From town plan to plan economy: Germany, Berlin, 1848-1933

First and second supervisors 

Professor Adrian Forty & Dr Peg Rawes

Abstract

My PhD research started with the simple observation that the plan was discussed in architecture and economics. This ignited my investigation into the relationship of the urban, economic and social plan, my search for the origins of the plan as a concept, and a research into the role of the paper plan as a medium in the discourse and process of planning.

I am interested in how the plan established a unique way of seeing and visualizing, of describing and theorizing, of organizing and managing the city, the factory, the economy and the society. I wonder how we can discuss the plan as a material object, a drawing, a legal document, and a conception of the future all at the same time.

My PhD research looks at the notion of the plan in late 19th and early 20th century Germany; from the ‘building plan’ of German Städtebau, to the ‘economic plan’ in political economy and scientific management, to the ‘plan economy’ of World War One and the following socialist projects. I am curious if and if so in what way the plans of the town planners, architects, official administrators, scientific managers, and socialist revolutionaries were related.

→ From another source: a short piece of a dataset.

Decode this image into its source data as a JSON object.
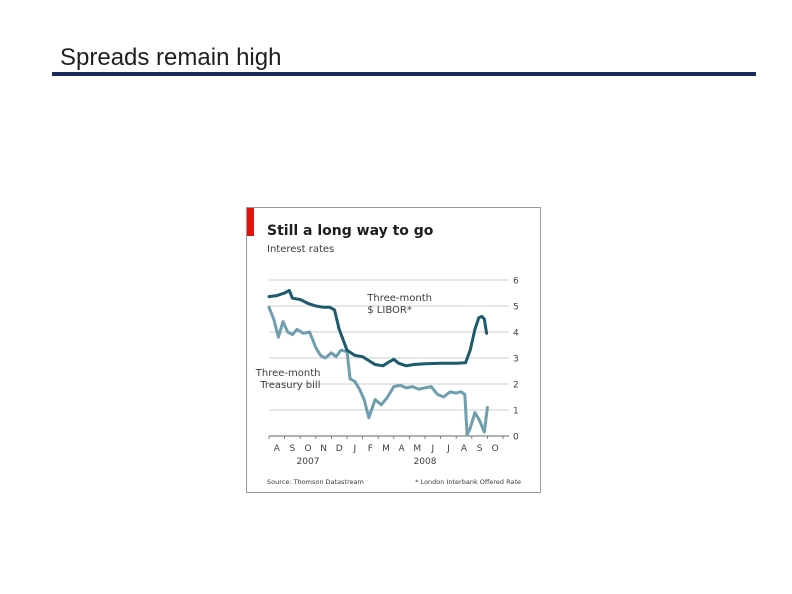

Following a well-established position in media theory I propose to describe and theorize the plan as a medium and a cultural technique. The distinction is meaningful because it allows us to think of the plan as material object, usually a piece of paper, and a technique, devised by human beings, to for instance organize processes or relations in space. The paper is important for the plan to exist, to be drawn out, to operate, to be visible, to be circulated, and to be discussed. The technique on the other hand is the actual drawing out, the making visible, the arrangement, and the organization.

Biography

Tilo Amhoff studied architecture at the Bauhaus-University Weimar, the University of Applied Arts Vienna, and the Virginia Tech University. He was a lecturer at the chair of Design and Architectural Theory at the Bauhaus-University Weimar. He went on to receive an MSc in Architectural History from the Bartlett School of Architecture with a thesis on the development of nineteenth century contractual documents in England.

Tilo Amhoff is currently a Lecturer in Architecture History and Theory at the University of Brighton and a PhD candidate and teaching fellow at the Bartlett School of Architecture. He is a founder member of Netzwerk Architekturwissenschaft.